Unbeschadet der Frage, ob eine Änderung der Rechtsprechung zur Verteilung der Darlegungs- und Beweislast im Überstundenvergütungsprozess aufgrund der Rechtsprechung des Unionsgerichtshofs zur Arbeitszeiterfassung22 rechtlich geboten ist, verlangt auch die Interessenlage der Arbeitsvertragsparteien keine Revision dieser Rechtsprechung. Im nationalen Zivilprozessrecht gilt seit jeher der Grundsatz, dass derjenige, der von einem anderen etwas fordert, die seinen Anspruch begründenden Tatsachen darlegen und im Streitfall beweisen muss. Deshalb kann es für Arbeitnehmer schwierig sein, Überstundenvergütung gerichtlich durchzusetzen. Dem hat das Bundesarbeitsgericht im Rahmen des prozessrechtlich Möglichen durch eine abgestufte Darlegungs- und Beweislast Rechnung getragen. Das Unterliegen von Arbeitnehmern in Überstundenvergütungsprozessen findet seine Ursache nicht selten darin, dass diese bis zur gerichtlichen Geltendmachung von Überstunden über einen längeren Zeitraum abwarten und keine aussagekräftigen Unterlagen (mehr) zur Begründung ihres Anspruchs in Händen haben. Stellt ein Arbeitnehmer aber fest, dass er unbezahlte Überstunden leisten muss, gebietet es schon die Sorgfalt in eigenen Angelegenheiten, sich Aufzeichnungen über die geleisteten Arbeitszeiten zu machen. Der Arbeitnehmer kann aus eigener Wahrnehmung vortragen, auf welche Art und Weise der Arbeitgeber die entstandenen Überstunden veranlasst hat.
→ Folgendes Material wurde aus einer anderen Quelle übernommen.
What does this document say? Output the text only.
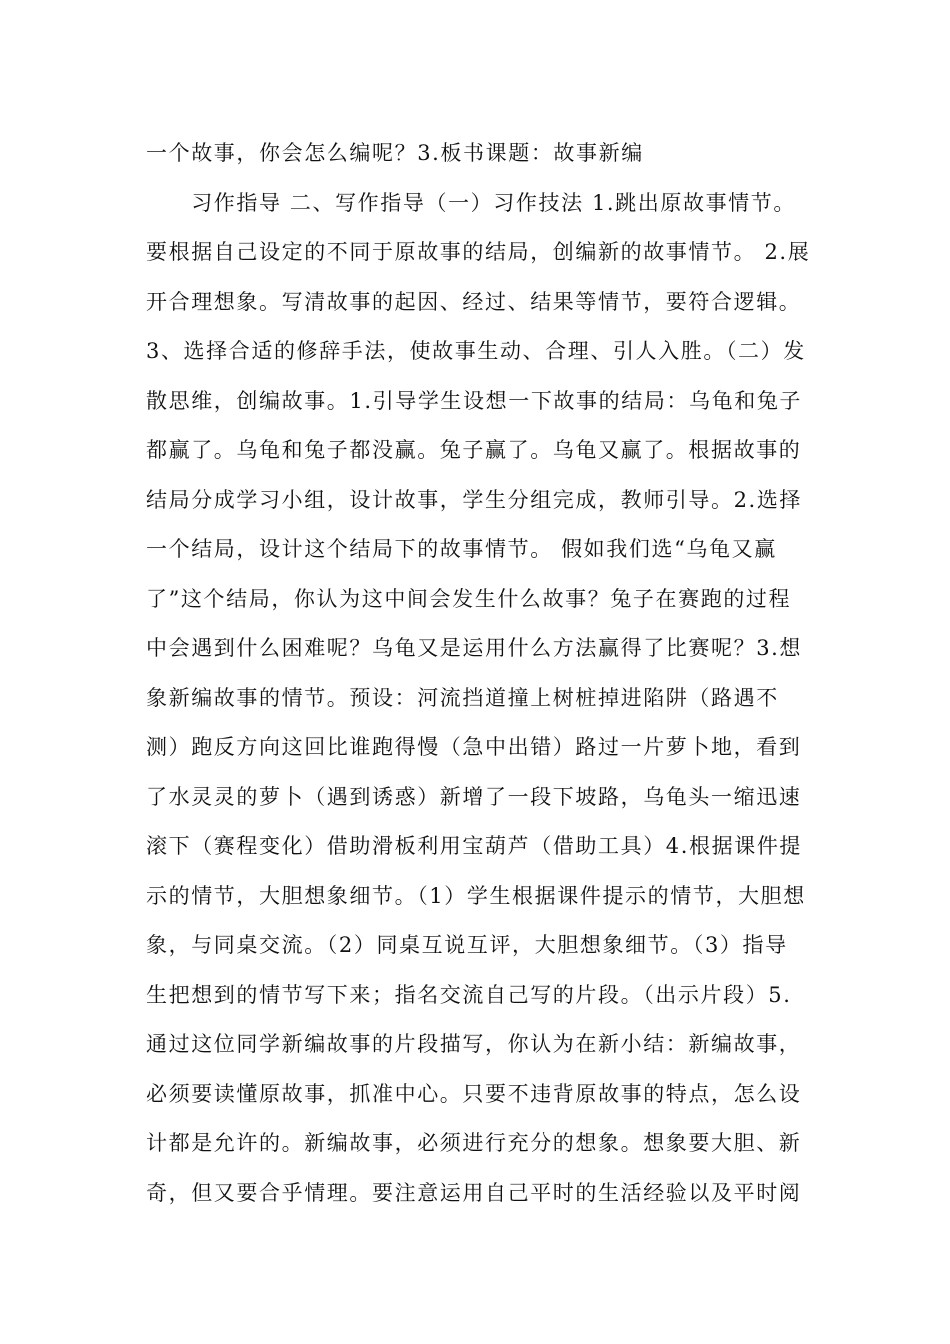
一个故事，你会怎么编呢？3.板书课题：故事新编
　　习作指导 二、写作指导（一）习作技法 1.跳出原故事情节。
要根据自己设定的不同于原故事的结局，创编新的故事情节。 2.展
开合理想象。写清故事的起因、经过、结果等情节，要符合逻辑。
3、选择合适的修辞手法，使故事生动、合理、引人入胜。（二）发
散思维，创编故事。1.引导学生设想一下故事的结局：乌龟和兔子
都赢了。乌龟和兔子都没赢。兔子赢了。乌龟又赢了。根据故事的
结局分成学习小组，设计故事，学生分组完成，教师引导。2.选择
一个结局，设计这个结局下的故事情节。 假如我们选“乌龟又赢
了”这个结局，你认为这中间会发生什么故事？兔子在赛跑的过程
中会遇到什么困难呢？乌龟又是运用什么方法赢得了比赛呢？3.想
象新编故事的情节。预设：河流挡道撞上树桩掉进陷阱（路遇不
测）跑反方向这回比谁跑得慢（急中出错）路过一片萝卜地，看到
了水灵灵的萝卜（遇到诱惑）新增了一段下坡路，乌龟头一缩迅速
滚下（赛程变化）借助滑板利用宝葫芦（借助工具）4.根据课件提
示的情节，大胆想象细节。（1）学生根据课件提示的情节，大胆想
象，与同桌交流。（2）同桌互说互评，大胆想象细节。（3）指导
生把想到的情节写下来；指名交流自己写的片段。（出示片段）5.
通过这位同学新编故事的片段描写，你认为在新小结：新编故事，
必须要读懂原故事，抓准中心。只要不违背原故事的特点，怎么设
计都是允许的。新编故事，必须进行充分的想象。想象要大胆、新
奇，但又要合乎情理。要注意运用自己平时的生活经验以及平时阅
Es besteht kein sachlicher Grund, dem Arbeitgeber insoweit eine sekundäre Darlegungslast zuzuweisen. Dies kommt nur in Betracht, wenn der darlegungs- und beweispflichtigen Partei die nähere Darlegung der erforderlichen Tatsachen nicht möglich oder nicht zumutbar ist, während der Bestreitende alle wesentlichen Tatsachen kennt und es ihm zumutbar ist, nähere Angaben zu machen31. Die darlegungspflichtige Partei müsste also, obwohl sie alle ihr zur Verfügung stehenden Möglichkeiten ausgeschöpft hat, ihrer primären Darlegungslast – objektiv – nicht nachkommen können. Nur dann genügt nach den Grundsätzen der sekundären Behauptungslast das einfache Bestreiten des Gegners der primär darlegungspflichtigen Partei nicht. In einer solchen Situation befindet sich der Arbeitnehmer in einem Rechtsstreit über die Vergütung von Überstunden jedoch nicht.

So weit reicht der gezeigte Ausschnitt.